You can learn more about inner tasks and how they relate to the practice of mindful, conscious work HERE.
Our gratitude goes to Jeanine Siler Jones for sharing these conscious tasks. You can find out more about Jeanine HERE.
Inner tasks as interrupting ‘business as usual’
Inner tasks are invitations to interrupt business as usual, to remember ourselves in all three centers. In the brief moments that might happen, we are available to truly participate more deeply in the world, in this moment, now.
(Learn more about Three-Centered Knowing HERE)
Consider these questions:
- What could interrupt business as usual for you?
- What might wake you up from a typical trance like state?

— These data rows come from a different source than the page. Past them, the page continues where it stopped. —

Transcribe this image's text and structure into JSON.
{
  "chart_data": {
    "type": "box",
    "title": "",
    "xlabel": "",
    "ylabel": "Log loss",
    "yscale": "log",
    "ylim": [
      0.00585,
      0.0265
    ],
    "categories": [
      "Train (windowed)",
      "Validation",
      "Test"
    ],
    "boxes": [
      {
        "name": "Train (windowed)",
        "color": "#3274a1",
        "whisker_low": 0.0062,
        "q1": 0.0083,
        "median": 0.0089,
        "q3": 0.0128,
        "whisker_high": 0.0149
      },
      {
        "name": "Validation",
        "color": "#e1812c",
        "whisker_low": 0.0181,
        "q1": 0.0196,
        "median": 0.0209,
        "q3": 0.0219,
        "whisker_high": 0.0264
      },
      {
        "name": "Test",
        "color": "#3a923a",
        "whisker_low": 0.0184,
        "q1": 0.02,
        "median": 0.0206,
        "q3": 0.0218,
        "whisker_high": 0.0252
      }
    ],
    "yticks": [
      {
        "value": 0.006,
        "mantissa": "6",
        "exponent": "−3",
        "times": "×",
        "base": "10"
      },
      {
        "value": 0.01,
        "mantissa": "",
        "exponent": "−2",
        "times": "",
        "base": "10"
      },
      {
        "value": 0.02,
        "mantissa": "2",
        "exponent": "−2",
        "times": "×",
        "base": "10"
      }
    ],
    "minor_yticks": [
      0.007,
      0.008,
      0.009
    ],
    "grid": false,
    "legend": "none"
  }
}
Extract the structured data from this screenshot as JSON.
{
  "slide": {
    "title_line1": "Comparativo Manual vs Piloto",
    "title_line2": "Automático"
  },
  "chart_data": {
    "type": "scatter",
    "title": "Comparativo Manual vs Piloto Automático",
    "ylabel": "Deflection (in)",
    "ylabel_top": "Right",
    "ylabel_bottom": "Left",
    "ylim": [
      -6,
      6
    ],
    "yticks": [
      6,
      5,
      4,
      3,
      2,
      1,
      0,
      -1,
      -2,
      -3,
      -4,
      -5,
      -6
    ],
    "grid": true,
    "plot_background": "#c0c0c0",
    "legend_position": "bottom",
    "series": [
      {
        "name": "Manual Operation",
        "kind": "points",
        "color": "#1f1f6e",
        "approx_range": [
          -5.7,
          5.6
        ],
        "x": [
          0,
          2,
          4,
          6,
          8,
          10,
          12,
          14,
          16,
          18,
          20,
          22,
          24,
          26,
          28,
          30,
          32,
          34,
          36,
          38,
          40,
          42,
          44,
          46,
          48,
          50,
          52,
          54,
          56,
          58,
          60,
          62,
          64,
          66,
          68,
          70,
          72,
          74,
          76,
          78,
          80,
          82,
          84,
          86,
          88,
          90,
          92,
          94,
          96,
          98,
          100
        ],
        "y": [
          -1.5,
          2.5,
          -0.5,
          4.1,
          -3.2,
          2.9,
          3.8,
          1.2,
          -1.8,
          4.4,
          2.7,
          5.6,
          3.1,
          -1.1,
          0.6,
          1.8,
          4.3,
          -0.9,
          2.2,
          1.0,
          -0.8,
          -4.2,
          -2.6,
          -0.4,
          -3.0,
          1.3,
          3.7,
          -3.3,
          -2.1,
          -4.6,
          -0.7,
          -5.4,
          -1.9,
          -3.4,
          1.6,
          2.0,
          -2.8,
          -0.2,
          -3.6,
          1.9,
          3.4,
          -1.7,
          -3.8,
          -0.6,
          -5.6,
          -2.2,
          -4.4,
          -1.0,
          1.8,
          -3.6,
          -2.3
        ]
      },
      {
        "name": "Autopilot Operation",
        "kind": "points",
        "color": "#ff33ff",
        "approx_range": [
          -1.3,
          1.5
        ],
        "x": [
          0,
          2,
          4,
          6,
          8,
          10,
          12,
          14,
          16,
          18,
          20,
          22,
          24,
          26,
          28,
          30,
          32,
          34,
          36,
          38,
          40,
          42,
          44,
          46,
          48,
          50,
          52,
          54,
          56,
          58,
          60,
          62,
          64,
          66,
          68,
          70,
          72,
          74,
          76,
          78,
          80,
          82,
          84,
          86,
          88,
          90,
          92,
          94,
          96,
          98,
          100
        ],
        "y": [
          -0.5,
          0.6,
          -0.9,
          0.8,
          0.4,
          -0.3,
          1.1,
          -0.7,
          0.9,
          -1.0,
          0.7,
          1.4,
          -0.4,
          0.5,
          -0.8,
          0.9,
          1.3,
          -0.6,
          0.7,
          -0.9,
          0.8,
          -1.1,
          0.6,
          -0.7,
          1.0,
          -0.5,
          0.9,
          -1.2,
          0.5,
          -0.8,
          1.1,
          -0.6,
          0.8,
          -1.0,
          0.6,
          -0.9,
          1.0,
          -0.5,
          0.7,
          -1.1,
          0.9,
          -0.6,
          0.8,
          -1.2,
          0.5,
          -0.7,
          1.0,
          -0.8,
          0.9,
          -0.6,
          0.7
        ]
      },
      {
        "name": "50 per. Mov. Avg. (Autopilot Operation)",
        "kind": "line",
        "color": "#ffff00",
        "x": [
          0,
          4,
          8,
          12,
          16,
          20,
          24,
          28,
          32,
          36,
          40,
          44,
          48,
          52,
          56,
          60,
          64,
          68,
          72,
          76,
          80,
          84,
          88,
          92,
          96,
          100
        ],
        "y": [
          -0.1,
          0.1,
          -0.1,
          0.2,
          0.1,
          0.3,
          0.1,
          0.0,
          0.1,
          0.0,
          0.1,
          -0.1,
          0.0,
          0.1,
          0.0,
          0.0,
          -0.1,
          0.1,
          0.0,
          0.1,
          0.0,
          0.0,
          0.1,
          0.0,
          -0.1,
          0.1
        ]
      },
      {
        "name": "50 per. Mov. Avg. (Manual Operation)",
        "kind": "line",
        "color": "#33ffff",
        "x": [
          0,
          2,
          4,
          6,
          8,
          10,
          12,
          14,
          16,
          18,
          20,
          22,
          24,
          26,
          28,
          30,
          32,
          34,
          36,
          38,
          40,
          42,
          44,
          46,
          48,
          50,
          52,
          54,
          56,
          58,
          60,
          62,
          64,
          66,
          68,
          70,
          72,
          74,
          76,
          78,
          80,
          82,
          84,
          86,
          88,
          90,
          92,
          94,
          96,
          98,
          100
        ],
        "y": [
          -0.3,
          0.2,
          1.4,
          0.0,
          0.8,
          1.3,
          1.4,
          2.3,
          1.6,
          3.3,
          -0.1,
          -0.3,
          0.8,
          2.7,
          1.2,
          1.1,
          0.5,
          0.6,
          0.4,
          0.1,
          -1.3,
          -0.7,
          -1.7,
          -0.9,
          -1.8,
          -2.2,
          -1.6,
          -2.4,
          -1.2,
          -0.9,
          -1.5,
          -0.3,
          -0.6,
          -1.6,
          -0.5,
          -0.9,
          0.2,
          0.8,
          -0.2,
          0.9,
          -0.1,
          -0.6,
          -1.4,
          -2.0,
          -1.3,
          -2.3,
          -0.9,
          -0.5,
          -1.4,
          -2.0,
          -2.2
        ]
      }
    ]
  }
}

Daily tasks as inner tasks:
Some of the kinds of inner tasks you might try are:
- brush your teeth or brush your hair with the other hand
- get up from your chair using your non-dominant leg
- before you do a daily task like sweeping or wiping down a counter, pause and notice how you are holding the broom or dishrag.
NOTE: We’ll continue adding many more practical examples of inner tasks. You can find them as we post them HERE. You can also share examples of inner tasks that have worked well for you, by sending a short summary or outline HERE.
Other ways of paying attention:
In addition to how you are performing a task, consider other ways to gather your attention such as listening to the sound your work makes, or deliberately varying the tempo of your work.
Other types of inner tasks can include observing your characteristic postures, gestures, and voice tone, and how these may be unconsciously maintaining a self-identity, while in some ways leaking vital energy. The point being not to judge ourselves when our attention wanders or habits present themselves, but to appreciate the moment as an opportunity to simply see, and to acknowledge with gratitude the seeing, and then come back to presence.
As you experiment, take time to really notice. As you engage the task you open the possibility to explore your reactions when making adjustments, to observe habitual patterns, and then to quietly recollect yourself to return to a more spacious kind of attention and awareness.
Finding and using doorways to presence:
We all do these automatic things, have machine-like ways of holding our bodies and enacting patterns of behavior. They help us move through life on this horizontal plane. Can we also sometimes use them as doorways into being present, expanding our attention to include more of ourselves, others and all that is around?